Melons have been around for thousands of years, dating back to Egypt and Greece. Adding to his list of disingenuous “discoveries”, Columbus is said to have brought cantaloupes to the New World. The biggest producers are the U.S., Turkey (Casaba melons are named after a city here called “Kasaba”), and Iran. In the U.S., peak season for our cantaloupes are between June-October (with about 75% coming from California). Among the many health benefits, melons are a great source of Vitamins A & C, and also of potassium and fiber. “Cantaloupes” also help keep blood thin (prevents clotting), keeps cholesterol levels normal, decreases blood pressure, prevents development of cataracts, fights wrinkling of the skin, enhances elasticity, and good for acne. FYI: SMOKERS – Cigarettes contain a carcinogen that depletes Vitamin A in the body; cantaloupes will definitely aid in replenishing Vitamin A (just quit smoking).
When looking to choose a ripe cantaloupe, do a couple of quick things: Smell it (it should smell sweet, but not overly sweet, as it may be overripe); look at the color (you want a beige, orangish color; too green means it is under ripe); check for softness on the blossom end (opposite the stem end; like most fruits, it should give A LITTLE, but not be mushy); and check the stem end (if the stem is still attached, it will be under ripe). Avoid any that are bruised or marked. ALWAYS, and I mean ALWAYS, wash melons in warm soapy water before cutting to prevent germs from the outside contaminating the inside. FYI – If CUT melon is left at room temp over 4 hours, discard for risk of salmonella.
Watermelons (which are originally from Southern Africa) come in over 1,000 varieties. Other than the red/pink center that most are used to, this melon also comes in orange, green and yellow (sweeter than red).

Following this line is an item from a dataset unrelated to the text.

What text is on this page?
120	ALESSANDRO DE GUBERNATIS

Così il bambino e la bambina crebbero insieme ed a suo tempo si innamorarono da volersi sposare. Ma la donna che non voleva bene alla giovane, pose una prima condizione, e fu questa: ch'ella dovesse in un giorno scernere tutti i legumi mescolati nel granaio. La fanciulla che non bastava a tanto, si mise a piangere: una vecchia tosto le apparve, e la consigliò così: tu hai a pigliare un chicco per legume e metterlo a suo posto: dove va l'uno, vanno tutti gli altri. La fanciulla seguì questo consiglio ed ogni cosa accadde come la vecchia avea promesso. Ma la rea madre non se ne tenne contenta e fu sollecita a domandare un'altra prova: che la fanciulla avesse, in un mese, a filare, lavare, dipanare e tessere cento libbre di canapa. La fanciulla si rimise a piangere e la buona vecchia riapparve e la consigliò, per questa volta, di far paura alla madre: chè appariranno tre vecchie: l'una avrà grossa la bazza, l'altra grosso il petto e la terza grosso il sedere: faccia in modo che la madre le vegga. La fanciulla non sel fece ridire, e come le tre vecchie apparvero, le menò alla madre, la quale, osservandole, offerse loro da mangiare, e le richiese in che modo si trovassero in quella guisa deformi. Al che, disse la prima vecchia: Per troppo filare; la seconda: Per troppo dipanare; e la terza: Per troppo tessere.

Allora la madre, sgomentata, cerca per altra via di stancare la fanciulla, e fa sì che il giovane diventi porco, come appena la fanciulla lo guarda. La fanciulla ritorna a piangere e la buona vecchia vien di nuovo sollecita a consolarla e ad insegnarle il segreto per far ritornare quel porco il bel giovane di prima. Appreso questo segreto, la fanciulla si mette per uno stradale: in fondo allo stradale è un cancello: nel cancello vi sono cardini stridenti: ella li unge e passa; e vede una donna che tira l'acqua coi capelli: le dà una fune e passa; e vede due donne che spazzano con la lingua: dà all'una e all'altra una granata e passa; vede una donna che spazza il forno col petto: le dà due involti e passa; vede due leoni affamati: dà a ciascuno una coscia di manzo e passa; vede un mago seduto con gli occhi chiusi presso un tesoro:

In America, the largest producers are Georgia, Florida, Texas, California, and Arizona, and peak season is usually June – late August. Also, note that the rinds can be eaten (this has been going on in China for years. The rinds are pickled and added to many dishes). Along with essentially the same health benefits as cantaloupe, watermelon also has a high level of lycopene (the most among all fresh fruits and veggies), which helps fight heart disease and PROSTATE cancer. It also helps reduce the severity of asthma. MEN: BIGGER than an FYI – Watermelons contain Citrulline (in both the white and red parts), which helps relax the blood vessels, causing better blood flow to help “straighten” things out. Even though it’s not organ specific, it’s worth taking a “hard” look at…cheaper than having to “See Alice”.
When choosing watermelons at the market, apply the same rules that as with cantaloupe. In addition, give them a “thump/pop” with your middle finger, listening for a deep “thud”. Then check the bottom of it, which is the side that lies on the ground, and look for a “yellowy” color; if it’s green or white, choose another (if picked before ripe, it won’t achieve its full flavor). As always, avoid fruits with bruises and cuts.
Remember, recipes are guides, so adjust as you see fit (but keep it healthy)!
½ c honeydew melon, cubed
½ c cubed cantaloupe, cubed
2 T mirin
2 T olive oil
2 t maple syrup
1 t mustard
½ t cayenne pepper
½ t kosher salt
Blend all ingredients together in a blender. Store in a tight-fitting container (squeeze bottle if possible) and keep in the refrigerator for up to 4 days. Shake before each use.